Pour répondre cette question nous verrons d’abord que la responsabilité de l’État constitue un principe structurant du droit international (I), avant d’analyser les difficultés concrètes qui en limitent souvent l’effectivité (II).

I - La responsabilité de l’État : un principe structurant du droit international

La responsabilité internationale constitue l’un des piliers fondamentaux du droit international public, en ce qu’elle consacre le principe selon lequel aucun État ne peut violer impunément une règle juridique internationale. Cette responsabilité, loin d’être uniquement théorique, repose sur un régime juridique cohérent, qui a été progressivement consolidé à travers la jurisprudence, la pratique étatique et les travaux de codification. Elle suppose d’une part l’identification d’un fait internationalement illicite, c’est à dire une violation d’une obligation internationale imputable à un État (A), et d’autre part, elle entraîne des conséquences juridiques précises, notamment l’obligation pour l’État responsable de réparer intégralement le préjudice causé (B).

A - Les fondements juridiques de la responsabilité internationale de l’État

Pour que la responsabilité d’un État puisse être engagée en droit international il faut établir l’existence d’un comportement contraire au droit et en déterminer l’attribution à cet État. C’est l’ensemble de ces conditions qui constitue ce que la Commission du droit international appelle le fait internationalement illicite, lequel représente le cœur du régime de responsabilité. Cela suppose, d’une part, d’identifier une violation d’une obligation internationale imputable à l’État, qu’il s’agisse d’une action ou d’une omission (1) et, d’autre part, de se référer aux sources du droit international – coutume, traités, normes impératives – qui fondent juridiquement cette responsabilité (2).

1 - Le fait internationalement illicite : violation d’une obligation et imputabilité

Le point de départ de l’engagement de la responsabilité internationale d’un État repose sur la réalisation d’un fait internationalement illicite. Cette notion, centrale dans les articles de la Commission du droit international de 2001, combine deux éléments cumulatifs : la violation d’une obligation juridique internationale et l’imputabilité de cette violation à l’État. La reconnaissance d’un fait internationalement illicite constitue la clef de voûte du mécanisme de responsabilité étatique et pose les bases de toute démarche visant à obtenir réparation ou sanction à l’échelle internationale.
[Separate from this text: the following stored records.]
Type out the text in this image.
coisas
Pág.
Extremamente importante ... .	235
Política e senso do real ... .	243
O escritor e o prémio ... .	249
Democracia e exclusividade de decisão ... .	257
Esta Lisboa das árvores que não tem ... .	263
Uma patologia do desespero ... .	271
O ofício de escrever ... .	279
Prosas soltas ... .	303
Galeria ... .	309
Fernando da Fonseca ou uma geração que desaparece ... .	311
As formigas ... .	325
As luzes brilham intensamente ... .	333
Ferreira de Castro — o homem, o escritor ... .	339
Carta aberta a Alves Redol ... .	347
La première condition réside dans la violation d’une obligation internationale en vigueur au moment du comportement litigieux. Il peut s’agir d’obligations issues du droit coutumier, du droit conventionnel ou encore de normes impératives (jus cogens). L’obligation doit être précise, opposable à l’État concerné, et son contenu doit être suffisamment clair pour pouvoir constater une transgression. Les obligations internationales sont très diverses, allant de l’interdiction du recours à la force à la protection de l’environnement, en passant par le respect des droits de l’homme. Le droit international n’exige pas nécessairement une faute intentionnelle : la responsabilité est généralement objective, fondée sur le seul constat de la contrariété à la règle.
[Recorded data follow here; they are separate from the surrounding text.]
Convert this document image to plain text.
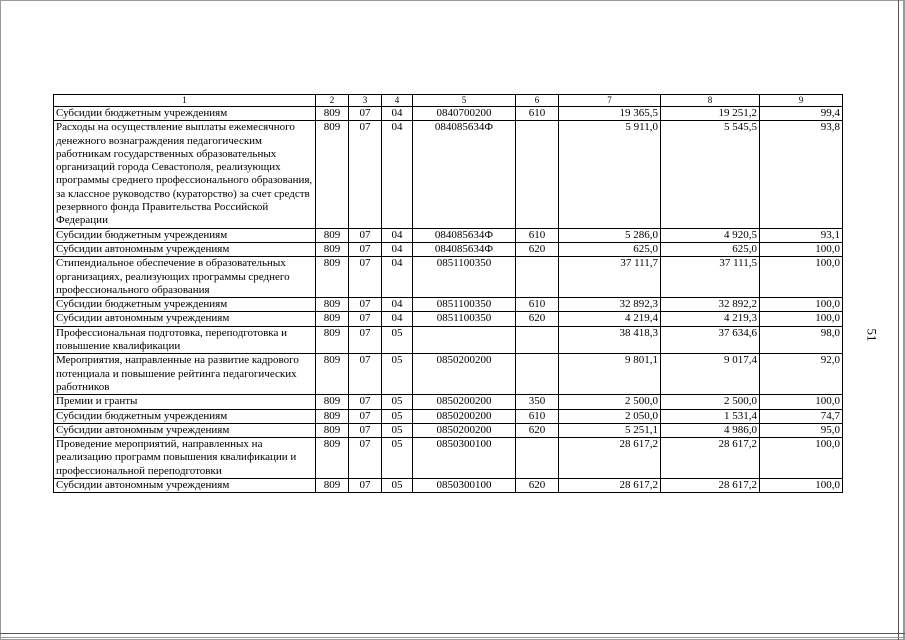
1	2	3	4	5	6	7	8	9
Субсидии бюджетным учреждениям	809	07	04	0840700200	610	19 365,5	19 251,2	99,4
Расходы на осуществление выплаты ежемесячного денежного вознаграждения педагогическим работникам государственных образовательных организаций города Севастополя, реализующих программы среднего профессионального образования, за классное руководство (кураторство) за счет средств резервного фонда Правительства Российской Федерации	809	07	04	084085634Ф		5 911,0	5 545,5	93,8
Субсидии бюджетным учреждениям	809	07	04	084085634Ф	610	5 286,0	4 920,5	93,1
Субсидии автономным учреждениям	809	07	04	084085634Ф	620	625,0	625,0	100,0
Стипендиальное обеспечение в образовательных организациях, реализующих программы среднего профессионального образования	809	07	04	0851100350		37 111,7	37 111,5	100,0
Субсидии бюджетным учреждениям	809	07	04	0851100350	610	32 892,3	32 892,2	100,0
Субсидии автономным учреждениям	809	07	04	0851100350	620	4 219,4	4 219,3	100,0
Профессиональная подготовка, переподготовка и повышение квалификации	809	07	05			38 418,3	37 634,6	98,0
Мероприятия, направленные на развитие кадрового потенциала и повышение рейтинга педагогических работников	809	07	05	0850200200		9 801,1	9 017,4	92,0
Премии и гранты	809	07	05	0850200200	350	2 500,0	2 500,0	100,0
Субсидии бюджетным учреждениям	809	07	05	0850200200	610	2 050,0	1 531,4	74,7
Субсидии автономным учреждениям	809	07	05	0850200200	620	5 251,1	4 986,0	95,0
Проведение мероприятий, направленных на реализацию программ повышения квалификации и профессиональной переподготовки	809	07	05	0850300100		28 617,2	28 617,2	100,0
Субсидии автономным учреждениям	809	07	05	0850300100	620	28 617,2	28 617,2	100,0
51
La seconde condition est l’imputabilité, c’est-à-dire l’attribution du comportement à l’État. Le droit international prévoit une série de critères permettant de déterminer si un acte a été accompli par un organe de l’État – exécutif, législatif ou judiciaire – ou par des entités ou individus agissant sous son autorité, son contrôle ou sa direction. L’article 4 du projet d’articles de la CDI précise que tout comportement d’un organe de l’État engage sa responsabilité, même si cet organe agit en dehors de ses compétences ou contre les instructions reçues. Par ailleurs, des actes commis par des personnes privées peuvent être imputés à l’État lorsqu’il existe un lien fonctionnel ou un contrôle effectif. Ainsi le comportement d’une entité habilité par un État à exercer des prérogatives de puissance publique ou le comportement d’une entité agissant sur les instructions, la direction ou le contrôle d’un État peuvent être imputés à cet État (article 5 et 8 du projet d’articles). 
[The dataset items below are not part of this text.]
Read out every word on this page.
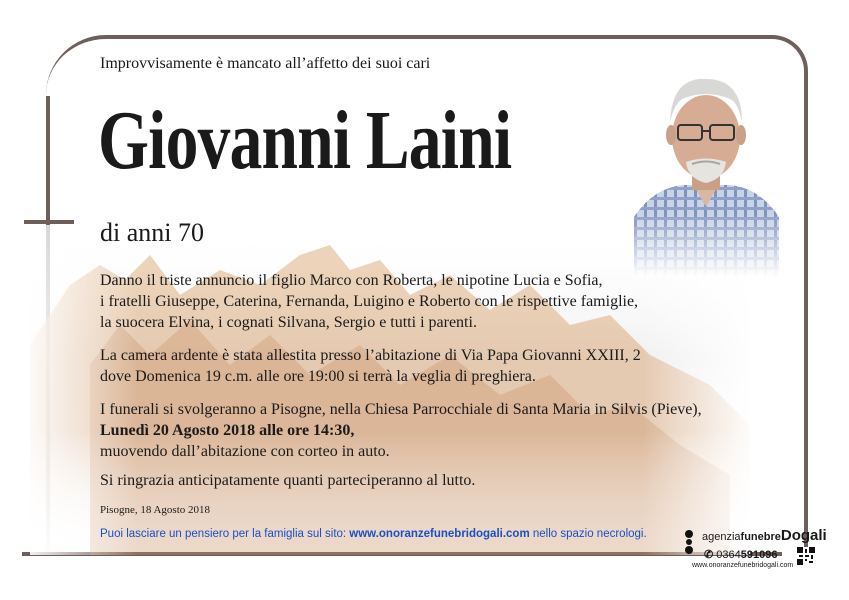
Improvvisamente è mancato all’affetto dei suoi cari
Giovanni Laini
di anni 70
Danno il triste annuncio il figlio Marco con Roberta, le nipotine Lucia e Sofia,
i fratelli Giuseppe, Caterina, Fernanda, Luigino e Roberto con le rispettive famiglie,
la suocera Elvina, i cognati Silvana, Sergio e tutti i parenti.
La camera ardente è stata allestita presso l’abitazione di Via Papa Giovanni XXIII, 2
dove Domenica 19 c.m. alle ore 19:00 si terrà la veglia di preghiera.
I funerali si svolgeranno a Pisogne, nella Chiesa Parrocchiale di Santa Maria in Silvis (Pieve),
Lunedì 20 Agosto 2018 alle ore 14:30,
muovendo dall’abitazione con corteo in auto.
Si ringrazia anticipatamente quanti parteciperanno al lutto.
Pisogne, 18 Agosto 2018
Puoi lasciare un pensiero per la famiglia sul sito: www.onoranzefunebridogali.com nello spazio necrologi.	agenziafunebreDogali
✆ 0364591096
www.onoranzefunebridogali.com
2 - Les sources de l’engagement de la responsabilité : coutume, traités et normes impératives

L’engagement de la responsabilité internationale d’un État suppose qu’il ait manqué à une obligation qui lui est juridiquement opposable. Ces obligations proviennent des différentes sources du droit international telles qu’identifiées notamment par l’article 38 du Statut de la Cour internationale de Justice (traités, coutume internationale, principes généraux de droit). Certaines normes présentent en outre un caractère impératif, ce qui renforce encore leur portée juridique et les conséquences de leur violation.

La coutume internationale constitue une source essentielle d’obligations opposables aux États. Elle résulte d’une pratique générale, constante et acceptée comme étant le droit (opinio juris). Des règles coutumières telles que l’interdiction de l’usage de la force ou le respect de l’immunité diplomatique engagent les États, même en l’absence de traité écrit. Lorsqu’un État enfreint une règle coutumière, sa responsabilité peut être engagée.

Les traités constituent une autre source majeure d’obligations. Lorsqu’un État est partie à un accord international, il est lié par ses clauses selon le principe pacta sunt servanda (article 26 de la Convention de Vienne de 1969 sur le droit des traités). Ainsi, toute violation d’un engagement conventionnel – qu’il s’agisse d’un accord bilatéral ou multilatéral – peut engager la responsabilité de l’État partie. Cette situation se rencontre fréquemment dans le contentieux devant les juridictions internationales, en particulier dans le cadre des traités relatifs aux droits de l’homme ou au commerce international.

Enfin, certaines obligations découlent de normes impératives du droit international général, ou normes de jus cogens, qui s’imposent à tous les États, indépendamment de leur consentement exprès. Ces normes interdisent notamment le génocide, la torture, l’esclavage ou les actes d’agression. Leur violation entraîne des conséquences juridiques aggravées : impossibilité de justification par un accord contraire, obligation pour tous les États de ne pas reconnaître la situation illicite, et parfois responsabilité aggravée.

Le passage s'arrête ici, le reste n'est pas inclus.